1. Cut Spending Back to Bare Essentials
Cutting back your spending may seem like the first step, but many try to skip over this or they do not do it properly. Sit down with your bank statement and see what things you currently spend money on where you could be saving. From packing your lunch to lowering your phone data plan there are many options for you to pinch out a few more pennies.
Every little bit counts, and it will add up overtime. If you want to get rid of your debt for good, then some of these changes need to be lifestyle alterations. You don’t have to have remove all your lives enjoyments. In fact, it is good to reward yourself occasionally. A coffee every Friday morning is going to make less of an impact on your spending than daily coffee and it gives you something to look forward to.
2. Debt Pay Off Apps
Just by doing a google search you will find dozens of online debt payoff planner options. Each option is designed to make paying off debt easier to handle and understand. These apps can provide great visual representations of your debt through interactive charts and tables. They also help you to see the difference your daily money decisions make long term. There are even apps that you can link with your bank account to save your ‘change’.
These work by rounding your card charges up to your chosen amount and then it puts that money into a savings fund for your debts or goals. These planners are all great to help you come up with a plan and stick with it. Some resources are free, but more secure options can require monthly or annual fees. Be sure to choose with a well trusted option to avoid your personal information being compromised.
3. Stop Using Your Credit Cards
Seriously. Stop. It can be extremely hard to change spending habits, but it is the only option. Spending money you don’t technically have is a disaster waiting to happen. Credit lines should be used for emergencies only after you have gone through your savings.
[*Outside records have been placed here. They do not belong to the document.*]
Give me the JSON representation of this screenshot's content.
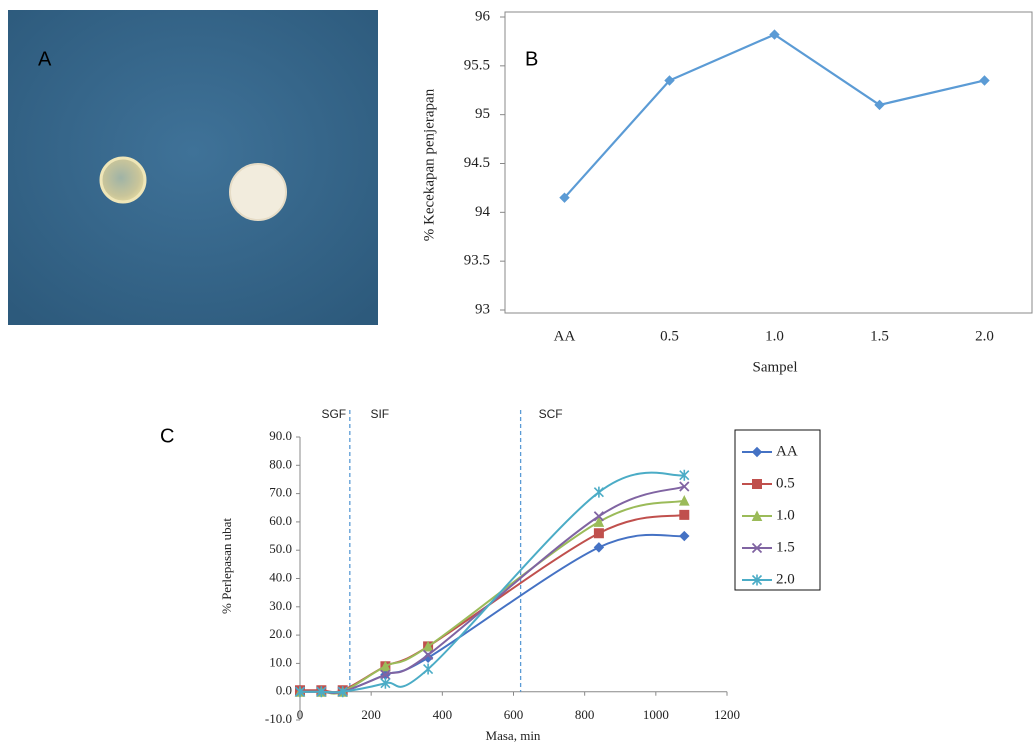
{
  "photo": {
    "label": "A"
  },
  "chart_data": [
    {
      "type": "line",
      "label": "B",
      "categories": [
        "AA",
        "0.5",
        "1.0",
        "1.5",
        "2.0"
      ],
      "values": [
        94.15,
        95.35,
        95.82,
        95.1,
        95.35
      ],
      "color": "#5b9bd5",
      "ylim": [
        93,
        96
      ],
      "yticks": [
        93,
        93.5,
        94,
        94.5,
        95,
        95.5,
        96
      ],
      "y_label": "% Kecekapan penjerapan",
      "x_label": "Sampel"
    },
    {
      "type": "line",
      "label": "C",
      "x": [
        0,
        60,
        120,
        240,
        360,
        840,
        1080
      ],
      "series": [
        {
          "name": "AA",
          "color": "#4572c4",
          "marker": "diamond",
          "values": [
            0,
            0,
            0,
            6,
            12,
            51,
            55
          ]
        },
        {
          "name": "0.5",
          "color": "#c0504d",
          "marker": "square",
          "values": [
            0.5,
            0.5,
            0.5,
            9,
            16,
            56,
            62.5
          ]
        },
        {
          "name": "1.0",
          "color": "#9bbb59",
          "marker": "triangle",
          "values": [
            0,
            0,
            0,
            9,
            16,
            60,
            67.5
          ]
        },
        {
          "name": "1.5",
          "color": "#8064a2",
          "marker": "x",
          "values": [
            0,
            0,
            0,
            6,
            13,
            62,
            72.5
          ]
        },
        {
          "name": "2.0",
          "color": "#4bacc6",
          "marker": "star",
          "values": [
            0,
            0,
            0,
            3,
            8,
            70.5,
            76.5
          ]
        }
      ],
      "xlim": [
        0,
        1200
      ],
      "xticks": [
        0,
        200,
        400,
        600,
        800,
        1000,
        1200
      ],
      "ylim": [
        -10,
        90
      ],
      "yticks": [
        {
          "value": -10,
          "label": "-10.0"
        },
        {
          "value": 0,
          "label": "0.0"
        },
        {
          "value": 10,
          "label": "10.0"
        },
        {
          "value": 20,
          "label": "20.0"
        },
        {
          "value": 30,
          "label": "30.0"
        },
        {
          "value": 40,
          "label": "40.0"
        },
        {
          "value": 50,
          "label": "50.0"
        },
        {
          "value": 60,
          "label": "60.0"
        },
        {
          "value": 70,
          "label": "70.0"
        },
        {
          "value": 80,
          "label": "80.0"
        },
        {
          "value": 90,
          "label": "90.0"
        }
      ],
      "phase_boundaries": [
        140,
        620
      ],
      "phases": [
        "SGF",
        "SIF",
        "SCF"
      ],
      "y_label": "% Perlepasan ubat",
      "x_label": "Masa, min"
    }
  ]
}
They can be important for transactions that need credit approval and for showing you have available credit. However, they are not to be used for shopping sprees or large purchases.
Your credit cards are not your money, they are used to show how you handle borrowed money. It is a good rule of thumb for your credit card is to use less than 30% of your available credit. Credit card companies report your monthly used credit to the credit bureau and the bureau inputs that into your credit score. That means halting use on your credit cards can help you raise your credit score while being financially responsible.
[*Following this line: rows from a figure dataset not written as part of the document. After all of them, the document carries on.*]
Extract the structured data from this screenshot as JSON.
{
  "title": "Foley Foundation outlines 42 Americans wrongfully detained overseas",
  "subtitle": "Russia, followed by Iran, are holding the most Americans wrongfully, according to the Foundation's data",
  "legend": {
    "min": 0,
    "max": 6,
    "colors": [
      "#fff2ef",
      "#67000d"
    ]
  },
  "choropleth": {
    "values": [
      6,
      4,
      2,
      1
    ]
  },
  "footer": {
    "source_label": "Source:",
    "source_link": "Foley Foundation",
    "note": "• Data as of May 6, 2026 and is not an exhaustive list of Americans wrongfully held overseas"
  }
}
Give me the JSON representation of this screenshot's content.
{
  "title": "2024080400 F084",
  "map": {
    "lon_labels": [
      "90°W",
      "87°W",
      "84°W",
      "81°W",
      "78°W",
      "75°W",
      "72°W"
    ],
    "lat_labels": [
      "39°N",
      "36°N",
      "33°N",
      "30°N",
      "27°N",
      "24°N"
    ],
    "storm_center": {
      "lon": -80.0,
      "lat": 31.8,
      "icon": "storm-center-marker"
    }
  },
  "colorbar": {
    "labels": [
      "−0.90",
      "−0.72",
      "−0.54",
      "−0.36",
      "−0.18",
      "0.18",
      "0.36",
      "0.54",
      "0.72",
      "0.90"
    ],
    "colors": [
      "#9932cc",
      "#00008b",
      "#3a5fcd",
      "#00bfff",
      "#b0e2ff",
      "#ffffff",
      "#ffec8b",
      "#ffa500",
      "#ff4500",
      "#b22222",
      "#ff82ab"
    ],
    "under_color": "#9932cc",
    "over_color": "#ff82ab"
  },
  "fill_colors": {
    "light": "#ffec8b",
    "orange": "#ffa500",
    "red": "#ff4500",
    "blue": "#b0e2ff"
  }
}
4. Make Large Payments on Debts with High Interest
This step takes a bit more research and time, but it will reduce the time it takes to pay off your debt drastically. You will need to find a list of all the debts you owe and compare them to see which debt has the highest interest rate. An easy way to gather all your debts and compare them in one place is to obtain a copy of your credit report.
You can get one credit report yearly for free from several online websites. It will lay out past and currents debts, your rolling credit account (credit cards), car payments and more dependent on your personal situation. Once you figure out the highest interest debt focus large payments on that account until it is paid off and then more on to the second highest interest and so on. Interest really racks up over time and paying large sums to a debt with high interest lowers the amount you owe in interest each month as well as the total debt.
5. Take It One Step at a Time
Finally, just take it day by day… or debt by debt. Pay one debt off and consider it an accomplishment. You can even celebrate your pay off- not by spending more money. Tackling all these accounts may seem like too much to handle but follow the plans listed above you can be on the fast track to becoming debt free. As this process will most likely take years to complete you cannot riddle yourself with stress during the process.
This should be a positive time removing your debt that’s dragging you down- don’t let the payoff process drag you down more. Put a few plans into motion, no matter how small they may seem. If you stick to them your debt could be gone quickly but, keep in mind that these changes you make to your spending need to become life long changes if you expect to stay debt free.